En cas de doute, une seule solution : en parler avec l’enseignant, le directeur…
Utiliser les devoirs comme alternative occupationnelle à la télé, la console,
l’ordinateur, etc. en reprenant le « contrôle » des activités de l’enfant. C’est bien sûr
une mauvaise solution : on peut aussi limiter l’utilisation de ces appareils !
Comment bien aider son enfant à faire des devoirs ? Conseils de « bon sens » ??
L’erreur n’est pas une faute, elle est même le vrai moyen de parvenir à s’améliorer,
mais à condition de la laisser apparaître (ne pas chercher à l’éviter), et d’amener
l’enfant à en rechercher la cause – après lui avoir demandé d’estimer lui-même la
qualité de son travail.
L’enfant n’est pas son résultat, sa note : un devoir peut être raté, nul… pas l’enfant !

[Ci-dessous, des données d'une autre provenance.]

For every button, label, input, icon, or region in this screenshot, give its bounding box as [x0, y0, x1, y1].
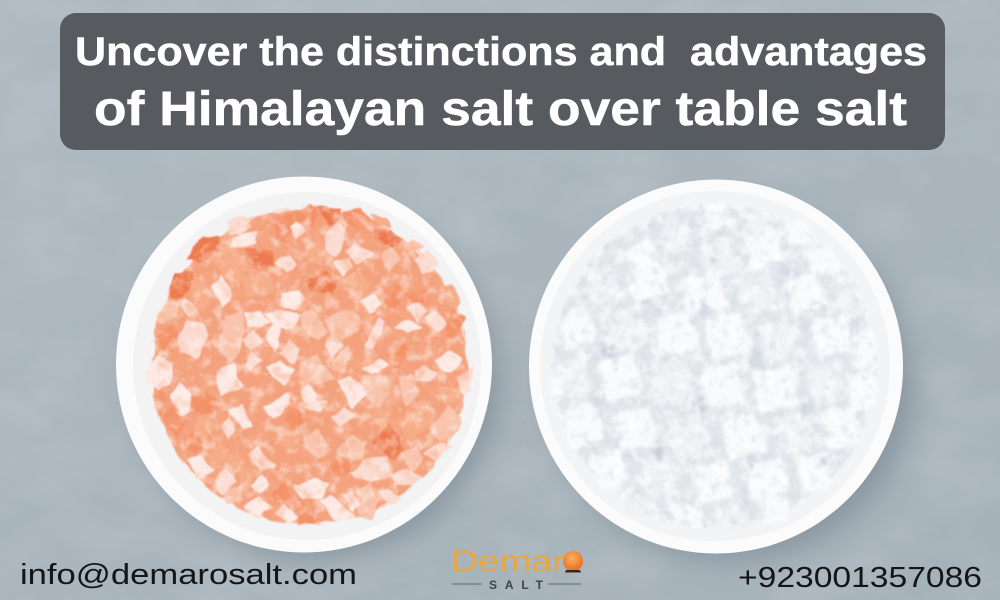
title banner — [60, 13, 945, 150]
bowl of white table salt — [529, 180, 912, 560]
bowl of pink Himalayan salt — [116, 176, 500, 558]
logo icon: salt lamp — [563, 551, 583, 572]
Demaro Salt logo: Demar — [451, 545, 565, 578]
title banner: of Himalayan salt over table salt — [94, 83, 907, 136]
email contact: info@demarosalt.com — [20, 559, 357, 591]
logo tagline: SALT: SALT — [489, 578, 544, 592]
title banner: Uncover the distinctions and advantages — [75, 30, 927, 74]
phone contact: +923001357086 — [738, 562, 982, 594]
Demaro Salt logo — [451, 545, 583, 592]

Ne surajoutez pas du travail, et limitez au strict nécessaire le temps contraint.
Choisir un moment de meilleure disponibilité pour les 2 : accompagner les devoirs en
faisant la cuisine, pendant que son enfant a un œil et demi sur son dessin animé
favori… n’est peut-être pas la meilleure formule !
Alors quelle attitude parentale face aux devoirs ?
Construire de la Confiance en Soi… Soi-parent si possible, Soi-enfant bien sûr. Lui
faire prendre conscience qu’il dispose de ressources propres, l’aider à réfléchir
plutôt qu’à réaliser, ne pas le juger mais l’encourager…
Articuler son rôle de parent face à la scolarité, avec celui des enseignants, en
recherchant les complémentarités et non la concurrence ou la répétition : les
« devoirs » à faire à la maison ne sont sans doute pas, dans leur forme actuelle, la
meilleure formule : chacun de sa place doit pouvoir contribuer à la meilleure
scolarité possible. Cela suppose de vrais échanges avec les enseignants, la
définition de ce que chacun attend de l’autre, de la part des parents, et peut-être
l’élaboration d’outils pour communiquer mieux.